De rechtbank verwerpt ten slotte het argument dat de rechter die de onderhavige straf oplegde bekend is met het stelsel van v.i. en de daarin opgesloten keuzemogelijkheid voor klinische behandeling. De rechter die de straf oplegde, diende rekening te houden met een v.i. van 970 dagen. Daarbij had hij kunnen voorzien dat hierbij de voorwaarde van klinische behandeling zou kunnen worden opgelegd voor de maximale duur van die v.i. Dat de duur van de klinische behandeling meer dan 1308 dagen zou bedragen en dat de veroordeelde daarnaast nog 110 dagen in detentie zou verkeren, is al meer dan de rechter redelijkerwijs had kunnen voorzien, laat staan dat daarenboven nog de v.i. (al dan niet voor de gevorderde 365 dagen) zou kunnen worden herroepen. De slotsom is dat mede vanuit het perspectief dat de rechter dat redelijkerwijs niet had kunnen voorzien toen hij de straf oplegde, sprake zou zijn van een
additional penalty, die strijd oplevert met artikel 7 EVRM.
Proportionaliteit
Zoals reeds hiervoor aangehaald heeft de minister erop gewezen dat het voortduren van het toezicht is gekoppeld aan het door de veroordeelde gepleegde delict. Of, zoals de minister het later verwoordde:
“Dat houdt in dat de aan de voorwaardelijke invrijheidstelling te verbinden bijzondere voorwaarden gerelateerd dienen te zijn aan het strafbare feit en dat bij de door de rechter te verrichten proportionaliteitstoets meer gewicht toekomt aan de vraag of de periode dat betrokkene onder toezicht staat niet onevenredig lang is ten opzichte van de hem opgelegde straf.”

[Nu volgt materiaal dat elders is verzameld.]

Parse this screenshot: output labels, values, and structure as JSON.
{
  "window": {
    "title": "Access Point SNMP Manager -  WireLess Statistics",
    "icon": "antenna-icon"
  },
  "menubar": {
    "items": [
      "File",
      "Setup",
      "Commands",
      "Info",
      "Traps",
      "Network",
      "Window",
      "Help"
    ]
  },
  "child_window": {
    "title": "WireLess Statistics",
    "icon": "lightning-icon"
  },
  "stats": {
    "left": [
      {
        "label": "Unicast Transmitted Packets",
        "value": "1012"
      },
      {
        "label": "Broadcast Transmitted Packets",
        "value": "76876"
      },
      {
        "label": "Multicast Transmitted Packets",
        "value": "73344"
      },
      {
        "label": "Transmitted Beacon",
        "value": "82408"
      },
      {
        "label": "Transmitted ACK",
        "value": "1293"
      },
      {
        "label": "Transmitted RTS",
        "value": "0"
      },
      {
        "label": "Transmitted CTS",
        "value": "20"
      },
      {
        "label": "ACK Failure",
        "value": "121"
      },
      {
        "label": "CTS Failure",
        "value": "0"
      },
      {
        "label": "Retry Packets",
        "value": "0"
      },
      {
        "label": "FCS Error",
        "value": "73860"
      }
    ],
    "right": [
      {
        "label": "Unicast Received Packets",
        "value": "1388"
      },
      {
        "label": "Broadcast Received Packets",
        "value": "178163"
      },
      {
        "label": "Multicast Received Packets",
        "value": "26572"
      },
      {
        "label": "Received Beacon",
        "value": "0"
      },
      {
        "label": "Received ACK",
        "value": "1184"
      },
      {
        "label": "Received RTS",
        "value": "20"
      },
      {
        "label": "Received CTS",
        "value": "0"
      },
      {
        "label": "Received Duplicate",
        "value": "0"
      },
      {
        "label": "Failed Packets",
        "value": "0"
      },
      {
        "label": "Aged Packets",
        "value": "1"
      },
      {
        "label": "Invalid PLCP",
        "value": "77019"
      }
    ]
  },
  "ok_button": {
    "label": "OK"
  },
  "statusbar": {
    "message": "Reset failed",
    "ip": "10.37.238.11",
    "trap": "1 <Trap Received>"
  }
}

De minister spitst hier de proportionaliteit weliswaar toe op de periode van het toezicht, maar zij is naar het oordeel van de rechtbank evenzeer, of wellicht nog prominenter, van belang bij de duur van de vrijheidsbeneming, in welke vorm dan ook. In het kader van de herroeping van de v.i. gaat het om de executie van een straf en dat maakt dat de proportionaliteit daarvan moet worden afgewogen tegen de ernst van het delict. Die afweging heeft (echter) reeds plaatsgevonden door de rechter bij het opleggen van de straf en dat maakt dat de executie niet zodanige vormen mag aannemen – ook niet als dat nodig lijkt voor de veiligheid van de samenleving – dat daardoor de straf niet langer proportioneel is. En ook daar knelt de schoen in onderhavige zaak: herroeping van de v.i. zou, gelet op voornoemde duur van de klinische behandeling van de veroordeelde en de eerdere gedeeltelijke herroeping, niet in evenredige verhouding staan tot de opgelegde straf.
Het voorgaande leidt tot het oordeel dat er thans geen ruimte meer is voor toewijzing van de vordering van de officier van justitie tot herroeping van de v.i.. De rechtbank zal de vordering dan ook afwijzen.